21 June 2012

One Lie We Tell Ourselves About Marriage


Canadian layperson Aaron Armstrong has just begun a 3-part blog series on common misconceptions about marriage. As he puts it: 'we all bring into our marriages a ton of baggage, but where our baggage gets dangerous is when it's founded on the lies that our culture and sinful natures tell us.' His post on the first lie concerns how the Western perspective is so typically centered around the self and one's own happiness.

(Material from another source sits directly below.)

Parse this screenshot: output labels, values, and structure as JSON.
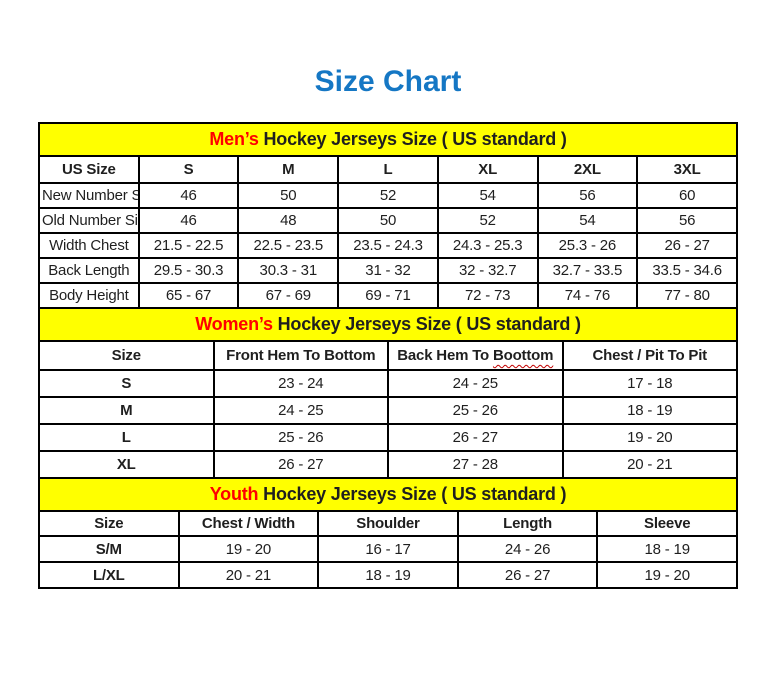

A primary problem in marriage, he argues, is that we trust our feelings too much. Chalk it up to the continuing influence of 19th-century Romanticism; or maybe chalk it up to 21st-century popular postmodernism. Either way, our culture — and Christians along with it, unfortunately — seems to be deluded into thinking that our emotional responses are accurate and trustworthy guides of truth, rather than something equally corrupted by the fall and naturally inclined towards the exaltation of self.1

Stemming from the theme that the purpose of marriage is to bear witness to the gospel — both one spouse to another, and to the world around — he argues:

We think that our feelings offer a sound measure for whether or not marriage is 'working' and if we're not happy all the time, then it must be broken. . . . What we fail to recognize is the truth of Jeremiah 17:9, that 'the heart is deceitful above all things, and desperately sick; who can understand it?' The solution to the happiness problem in marriage isn’t to find someone new to be happy with, despite what our hearts might tell us. We don’t need new circumstances either. We need a heart change. This is what the gospel offers us. When Christ is the center of our marriage, and his relationship with the Church is our model, then it changes how we approach our desire for happiness. Instead of putting our own needs first, we consider the interests of others more significant than our own.

This, in itself, is a quite difficult challenge. On occasion we can bear through the things which challenge our happiness personally, such as difficulties at work or a friend letting us down. But when what challenges our happiness is the very thing that our culture says should most maximize our happiness — romantic love — that can be a real struggle.

Equally difficult is reconciling this principle to the pre-marriage phases of romance. If marriage isn't about my own happiness, what does that mean for how I date? Am I incorrectly approach relationships in a way that implicitly asserts that marriage is all about my happiness? And if so, what does correction look like? Certainly, dating isn't marriage, and so different rules will naturally apply (e.g., breaking up with someone is not comparable to divorce). But how we view marriage unavoidably affects how we approach marriage; and how we approach marriage unavoidably affects how our marriage plays out.

Does this mean that one should be fully satisfied in an unhappy marriage or that it is wrong to want happiness? No, I don't think that is what Armstrong is saying. Rather, he is suggesting that happiness is not the only gauge of a good marriage. Happiness is a gift from God and so we should seek out joy and thank him for it. After all, the chief end of man is glorify God and enjoy him forever. And so an unhappy marriage is imperfect. But imperfect only means there is room for sanctification, repentance, and forgiveness.

Part of the issue that Armstrong is driving at is that people are not attracted to holiness. To someone that seeks after God first, there should be nothing that brings more happiness — perhaps 'joy' is a more proper description — than holiness. The happiness in holiness is the most complete form of happiness; it is able to overcome the pains of holiness in our fallen world. It is when we seek happiness in other things that we run into trouble. As Paul writes, 'I count everything as loss because of the surpassing worth of knowing Christ Jesus my Lord. For his sake I have suffered the loss of all things and count them as rubbish, in order that I may gain Christ and be found in him'.

If happiness, apart from holiness, becomes your primary goal in marriage, then you'll miss out on its real purpose: to glorify God by bearing witness to the gospel. Not only that, but you'll miss out on opportunities that God has given to exercise unconditional and costly love: to love even when your emotions say you needn't or shouldn't. Part of showing that unconditional love is to pursue the godliness — and yes, the happiness — of your spouse. This then leads into Armstrong's second lie: Marriage is supposed to be easy.

As hinted at above, Armstrong's response to these difficult periods — to which he can bear witness personally in his own marriage — is the gospel. The gospel is love. The gospel is forgiveness. The gospel is sometimes really, really hard to preach to oneself, much less one's spouse. But 'the gospel is bigger than the lie of happiness.'


1This touches on something I've been thinking about a lot lately. As much as I applaud Reformed theology for robustly arguing that the 'objective' intellect has been unavoidably corrupted by the fall, I think there has been too little development of how 'subjective' emotions, affections, and 'one's gut' are likewise corrupted. Van Til, Clark, et al. were a literal godsend, when modernism was at its height, in vigorously developing a Reformed theology of knowledge and intellect in the early 20th century. The church in our postmodern 21st century desperately needs to apply this theology to the emotional faculties.

1 comment:

Mike&Maddie said...

That was really insightful. I think I will share the premise (that marriage should not merely be the pursuit of one's own happiness) in my freshman seminar course (unfortunately leaving out the gospel message part--I like my job).